Anonymous ID: 62c7a3 April 28, 2020, 9:51 a.m. No.8948090   🗄️.is 🔗kun   >>8106

>>8947912

 

Anons are just like the

Mechanics/Liberty Boys

 

The first Patriot intelligence network on record was a secret group in Boston known as the "Mechanics." Their activities in the 10 years before the outbreak of the Revolution in April 1775 included some of the earliest uses in America of warning, surveillance, and intelligence collection.

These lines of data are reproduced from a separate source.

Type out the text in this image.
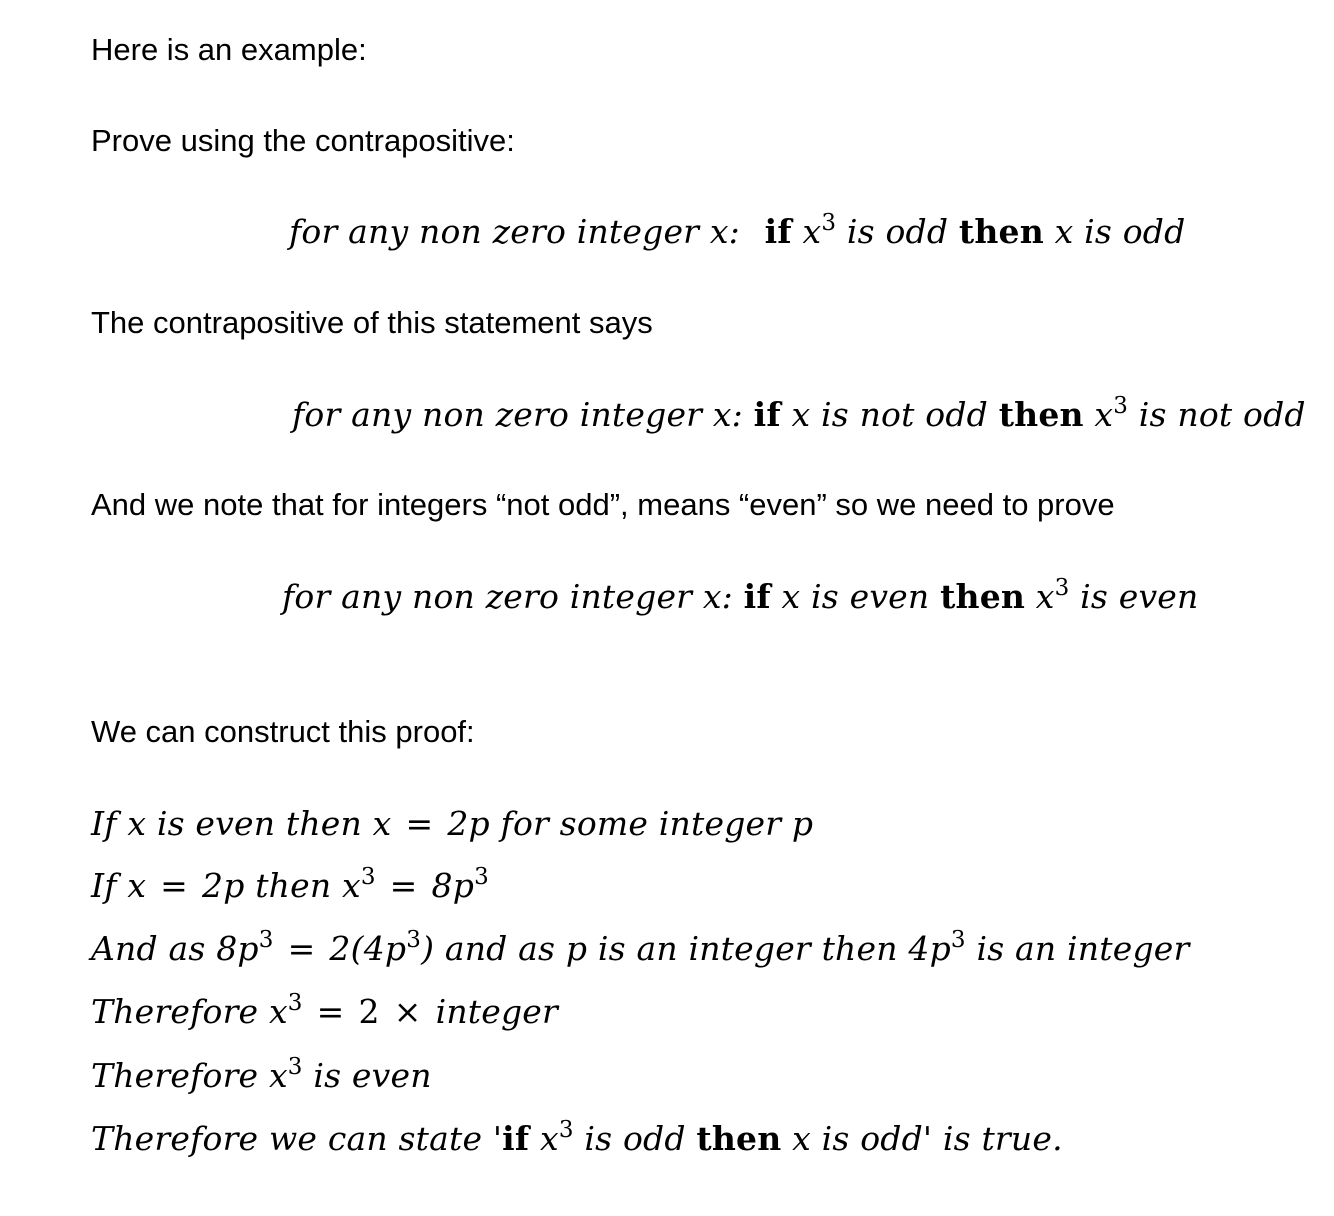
Here is an example:

Prove using the contrapositive:

for any non zero integer x: if $x^3$ is odd then x is odd

The contrapositive of this statement says

for any non zero integer x: if x is not odd then $x^3$ is not odd

And we note that for integers “not odd”, means “even” so we need to prove

for any non zero integer x: if x is even then $x^3$ is even

We can construct this proof:

If x is even then x = 2p for some integer p
If x = 2p then $x^3 = 8p^3$
And as $8p^3 = 2(4p^3)$ and as p is an integer then $4p^3$ is an integer
Therefore $x^3 = 2$ × integer
Therefore $x^3$ is even
Therefore we can state 'if $x^3$ is odd then x is odd' is true.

One of the Mechanics was Boston silversmith Paul Revere.

 

 

The Mechanics

The Mechanics apparently grew out of the old Sons of Liberty organization that successfully opposed the hated Stamp Act, passed by Britain's Parliament as a revenue generating measure on March 22, 1765. Although the Stamp Act was repealed following Colonial protests in 1766, some Mechanics, mainly skilled laborers and artisans, continued to organize resistance to Crown authority and gather intelligence on British activities and movements.

 

In the words of Paul Revere, "in the fall of 1774 and winter of 1775, I was one of upwards of thirty, chiefly mechanics, who formed ourselves into a committee for the purpose of watching British soldiers and gaining every intelligence on the movements of the Tories." According to Revere, "We frequently took turns, two and two, to watch the (British) soldiers by patrolling the streets all night."

 

In addition to their surveillance activities, the Mechanics, also known as the Liberty Boys, sabotaged and stole British military equipment in the Boston area.

 

Their security practices, however, were amateurish. They met regularly in the same place (the Green Dragon Tavern), and one of their leaders (Dr. Benjamin Church) was a British agent.

 

Nonetheless, they had good sources of their own, and saw through the cover story the British had devised to mask the march of 700 Redcoats on Concord to seize Patriot stores of munitions and arms.